RAG systems have evolved from simple retriever-generator pipelines to sophisticated workflows. It remains unclear when to use Enhanced RAG (fixed pipelines with dedicated modules) versus Agentic RAG (LLM orchestrates the entire process dynamically).
This research provides the first empirical comparison.
Enhanced RAG adds pre-defined components to address specific weaknesses: routers to determine if retrieval is needed, query rewriters to improve alignment, and rerankers to refine document selection. The workflow is fixed and manually engineered.
Agentic RAG takes a different approach. The LLM decides which actions to perform, when to perform them, and whether to iterate. No extra components beyond the basic knowledge base, retriever, and generator. The model controls everything.
The researchers evaluated both paradigms across four dimensions on QA and information retrieval tasks.
User intent handling: Agentic slightly outperforms Enhanced on most tasks, but Enhanced wins decisively on FEVER (+28.8 F1 points), where the agent often retrieves unnecessarily.
Query rewriting: Agentic RAG achieves 55.6 average NDCG@10 compared to 52.8 for Enhanced, showing the agent can adaptively rewrite queries when beneficial.

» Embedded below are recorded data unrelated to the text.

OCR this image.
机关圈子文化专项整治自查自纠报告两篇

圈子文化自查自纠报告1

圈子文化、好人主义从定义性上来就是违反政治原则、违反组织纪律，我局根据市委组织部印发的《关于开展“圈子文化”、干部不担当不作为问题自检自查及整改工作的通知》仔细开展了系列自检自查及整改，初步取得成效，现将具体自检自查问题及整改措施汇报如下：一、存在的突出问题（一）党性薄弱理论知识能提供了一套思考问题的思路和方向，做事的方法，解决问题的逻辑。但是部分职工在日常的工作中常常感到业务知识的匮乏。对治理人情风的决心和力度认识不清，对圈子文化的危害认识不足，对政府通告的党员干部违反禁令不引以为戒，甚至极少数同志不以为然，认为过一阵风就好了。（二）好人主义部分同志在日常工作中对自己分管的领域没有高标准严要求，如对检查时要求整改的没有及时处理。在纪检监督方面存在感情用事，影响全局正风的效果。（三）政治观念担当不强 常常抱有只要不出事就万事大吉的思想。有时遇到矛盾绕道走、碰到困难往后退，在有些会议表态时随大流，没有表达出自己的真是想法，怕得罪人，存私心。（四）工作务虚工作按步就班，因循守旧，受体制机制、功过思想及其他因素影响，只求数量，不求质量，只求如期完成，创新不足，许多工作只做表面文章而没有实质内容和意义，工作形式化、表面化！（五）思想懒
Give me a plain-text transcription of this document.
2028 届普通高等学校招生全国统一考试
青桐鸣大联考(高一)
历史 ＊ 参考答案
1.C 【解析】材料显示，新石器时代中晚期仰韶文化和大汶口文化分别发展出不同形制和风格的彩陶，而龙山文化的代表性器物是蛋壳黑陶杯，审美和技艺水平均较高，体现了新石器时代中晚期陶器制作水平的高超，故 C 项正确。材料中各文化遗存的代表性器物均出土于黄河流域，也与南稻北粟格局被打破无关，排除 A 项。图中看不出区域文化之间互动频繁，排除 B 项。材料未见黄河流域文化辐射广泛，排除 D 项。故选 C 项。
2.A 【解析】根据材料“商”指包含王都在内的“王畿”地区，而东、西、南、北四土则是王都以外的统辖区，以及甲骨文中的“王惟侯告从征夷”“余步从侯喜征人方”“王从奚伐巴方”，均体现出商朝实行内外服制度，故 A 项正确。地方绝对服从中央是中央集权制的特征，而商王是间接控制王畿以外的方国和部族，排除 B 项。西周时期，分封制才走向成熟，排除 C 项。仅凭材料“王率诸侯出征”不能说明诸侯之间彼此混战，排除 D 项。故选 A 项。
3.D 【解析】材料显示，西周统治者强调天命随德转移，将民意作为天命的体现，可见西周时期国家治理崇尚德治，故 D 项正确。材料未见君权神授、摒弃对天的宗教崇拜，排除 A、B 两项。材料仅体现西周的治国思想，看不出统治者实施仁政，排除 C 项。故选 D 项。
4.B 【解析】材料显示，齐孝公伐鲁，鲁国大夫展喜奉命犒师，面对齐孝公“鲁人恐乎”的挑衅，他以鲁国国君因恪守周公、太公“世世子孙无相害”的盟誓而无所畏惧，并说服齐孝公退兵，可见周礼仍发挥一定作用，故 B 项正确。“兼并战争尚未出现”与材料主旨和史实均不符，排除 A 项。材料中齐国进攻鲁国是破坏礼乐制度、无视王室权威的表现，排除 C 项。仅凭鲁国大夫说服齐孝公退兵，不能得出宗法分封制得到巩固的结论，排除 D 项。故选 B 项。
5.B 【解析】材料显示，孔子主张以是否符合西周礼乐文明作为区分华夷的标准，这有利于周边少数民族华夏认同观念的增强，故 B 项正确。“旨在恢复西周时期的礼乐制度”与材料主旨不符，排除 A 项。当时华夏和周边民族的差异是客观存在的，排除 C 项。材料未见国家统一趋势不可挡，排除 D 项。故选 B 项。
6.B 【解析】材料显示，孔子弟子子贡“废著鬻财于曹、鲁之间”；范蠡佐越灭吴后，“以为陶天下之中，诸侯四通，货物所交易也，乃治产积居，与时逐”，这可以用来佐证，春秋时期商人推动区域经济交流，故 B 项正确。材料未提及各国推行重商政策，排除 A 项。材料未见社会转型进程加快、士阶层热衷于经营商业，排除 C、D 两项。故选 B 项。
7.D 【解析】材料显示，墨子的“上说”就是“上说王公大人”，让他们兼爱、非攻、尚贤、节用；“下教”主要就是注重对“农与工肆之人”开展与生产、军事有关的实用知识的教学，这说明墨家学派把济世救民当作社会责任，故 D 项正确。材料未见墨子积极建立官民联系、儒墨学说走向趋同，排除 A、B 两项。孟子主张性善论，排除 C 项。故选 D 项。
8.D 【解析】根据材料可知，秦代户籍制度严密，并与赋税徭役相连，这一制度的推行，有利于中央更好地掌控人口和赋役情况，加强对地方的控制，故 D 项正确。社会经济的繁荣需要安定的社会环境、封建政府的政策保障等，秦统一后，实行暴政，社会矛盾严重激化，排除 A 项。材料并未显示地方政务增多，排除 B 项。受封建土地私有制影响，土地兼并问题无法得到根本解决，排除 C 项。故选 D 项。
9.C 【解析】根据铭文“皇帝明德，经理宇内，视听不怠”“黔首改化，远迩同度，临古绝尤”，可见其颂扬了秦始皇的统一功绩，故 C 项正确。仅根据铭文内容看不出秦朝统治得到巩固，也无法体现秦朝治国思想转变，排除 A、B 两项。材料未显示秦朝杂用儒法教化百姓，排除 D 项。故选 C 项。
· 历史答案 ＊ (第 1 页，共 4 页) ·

Document refinement: Enhanced RAG with reranking (49.5 NDCG@10) outperforms Agentic (43.9). Dedicated reranker modules beat iterative retrieval attempts.
Agentic RAG is far more sensitive to model capability. With weaker models, Enhanced RAG maintains stability while Agentic performance degrades significantly.
Cost analysis reveals Agentic RAG requires 2-10x more computation time and tokens due to multi-step reasoning.
The choice between Enhanced and Agentic RAG depends on your constraints. Enhanced RAG offers predictability, lower costs, and stability with weaker models. Agentic RAG provides flexibility but requires stronger models and more compute.